Observers figured the White House yanked Chatterjee from the chairman position because of his embrace of a carbon pricing proposal and willingness to work on market-based approaches for renewable energy to better compete on the grid.
Chatterjee, an Indian American, has been vocal about joining nationwide calls for racial justice following numerous incidents of police brutality.
"The instances of brutality we’ve seen in places like #Minnesota & #Georgia are as devastating as they are unjust," Chatterjee wrote in a May 29 Twitter post. "These appalling actions against our neighbors & fellow #Americans are not representative of the land of the free."
Earlier this summer, the White House moved to limit diversity training at agencies after complaints emerged that the seminars used terms like "white privilege."
The move has prompted congressional backlash, although DOE and other environment agencies have embraced the change.
The White House did not respond to a request for comment. FERC aides were not immediately available for comment.
Chatterjee himself said his demotion may have stemmed from actions to promote FERC’s involvement with a carbon tax, including hosting a technical conference on the issue on Sept. 30 (Energywire, Nov. 6).
House Energy and Commerce Chairman Frank Pallone (D-N.J.) came to the former chairman’s defense this afternoon in a statement of support.
The statement from Pallone — who at times has been very critical of actions taken by FERC under Chatterjee’s tenure as chairman — came as part of a broader defense of climate policy actions at the commission.
"His sudden removal as Chairman for merely starting a dialogue on markets and climate change, while working across the aisle to preserve state prerogatives on distributed generation, is as petty as it is wrong," Pallone said in his statement.
FERC announced the change in leadership in a news release late yesterday evening. A former energy aide to Senate Majority Leader Mitch McConnell (R-Ky.), Chatterjee had served as chairman since the beginning of 2019, a nearly two-year stint that saw a rash of FERC decisions to approve fossil fuel infrastructure like liquefied natural gas exports.
Chatterjee said he embraced FERC’s role in overseeing a state-driven carbon tax as part of his market approach to regulating energy.
That same approach resulted in changes to PJM Interconnection LLC’s capacity market that would make it more difficult for renewable and nuclear energy receiving state subsidies to participate in the grid operator’s markets. That earned both praise and jeers from renewable energy advocates.
"Like many in the energy sector, we were surprised to see the sudden change in leadership at the FERC last night," Gregory Wetstone, president and CEO of the American Council on Renewable Energy, said in a statement just after Pallone’s.

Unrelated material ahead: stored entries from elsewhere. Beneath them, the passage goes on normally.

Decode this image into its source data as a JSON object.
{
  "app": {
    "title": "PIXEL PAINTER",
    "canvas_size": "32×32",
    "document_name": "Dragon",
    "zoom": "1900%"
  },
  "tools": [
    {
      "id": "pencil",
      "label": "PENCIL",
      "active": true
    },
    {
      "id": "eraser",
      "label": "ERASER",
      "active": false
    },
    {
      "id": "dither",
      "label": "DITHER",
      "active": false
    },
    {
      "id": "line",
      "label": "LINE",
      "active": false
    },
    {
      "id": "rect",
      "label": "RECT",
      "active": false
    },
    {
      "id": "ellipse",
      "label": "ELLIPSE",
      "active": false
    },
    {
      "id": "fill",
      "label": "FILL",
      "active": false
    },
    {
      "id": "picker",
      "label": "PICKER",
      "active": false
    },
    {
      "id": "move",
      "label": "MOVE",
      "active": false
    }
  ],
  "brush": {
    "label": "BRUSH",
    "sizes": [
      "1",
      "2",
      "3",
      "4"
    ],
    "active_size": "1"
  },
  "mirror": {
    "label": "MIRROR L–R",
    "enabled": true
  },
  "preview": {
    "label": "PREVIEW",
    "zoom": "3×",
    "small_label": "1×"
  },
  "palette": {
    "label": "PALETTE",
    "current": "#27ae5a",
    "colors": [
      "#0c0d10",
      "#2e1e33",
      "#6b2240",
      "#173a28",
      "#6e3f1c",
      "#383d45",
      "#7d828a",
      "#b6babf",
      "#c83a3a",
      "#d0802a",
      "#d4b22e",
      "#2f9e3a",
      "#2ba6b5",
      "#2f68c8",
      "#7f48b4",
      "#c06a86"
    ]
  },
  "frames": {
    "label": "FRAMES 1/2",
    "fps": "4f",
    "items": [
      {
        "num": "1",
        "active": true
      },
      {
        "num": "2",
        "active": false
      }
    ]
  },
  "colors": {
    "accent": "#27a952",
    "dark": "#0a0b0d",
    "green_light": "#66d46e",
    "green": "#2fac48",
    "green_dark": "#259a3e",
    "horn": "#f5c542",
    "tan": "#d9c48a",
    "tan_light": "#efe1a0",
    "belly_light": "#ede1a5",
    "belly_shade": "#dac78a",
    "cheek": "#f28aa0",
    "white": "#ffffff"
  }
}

"While we have not always agreed with all of his actions, we’ve appreciated Chairman Chatterjee’s accessibility and willingness to engage with ACORE and our members."
In his place, the White House named conservative member James Danly, who joined the commission in March after a contentious Senate confirmation fight.
Danly opposed measures backed by Chatterjee and Democrat Richard Glick to open up markets to aggregated distributed energy resources as well as the carbon tax embrace.
Pallone criticized Danly as "a commissioner with little experience in the energy industry and views far outside the mainstream of both parties on energy policy."
"Taking this action as he continues to fall behind in electoral college votes is wholly inappropriate," Pallone said of the Trump administration. "Clearly, FERC needs to stop work immediately on all major controversial activities until a new president is sworn in."
With Democratic presidential nominee Joe Biden on the verge of victory, Danly’s chairmanship tenure may only last until Jan. 20.
That would include at least two commission meetings as well as the potential to finalize some lingering issues he agrees with Chatterjee on.
Chatterjee said that it was his intention to continue on the commission for his tenure. That would go to June 30, 2021.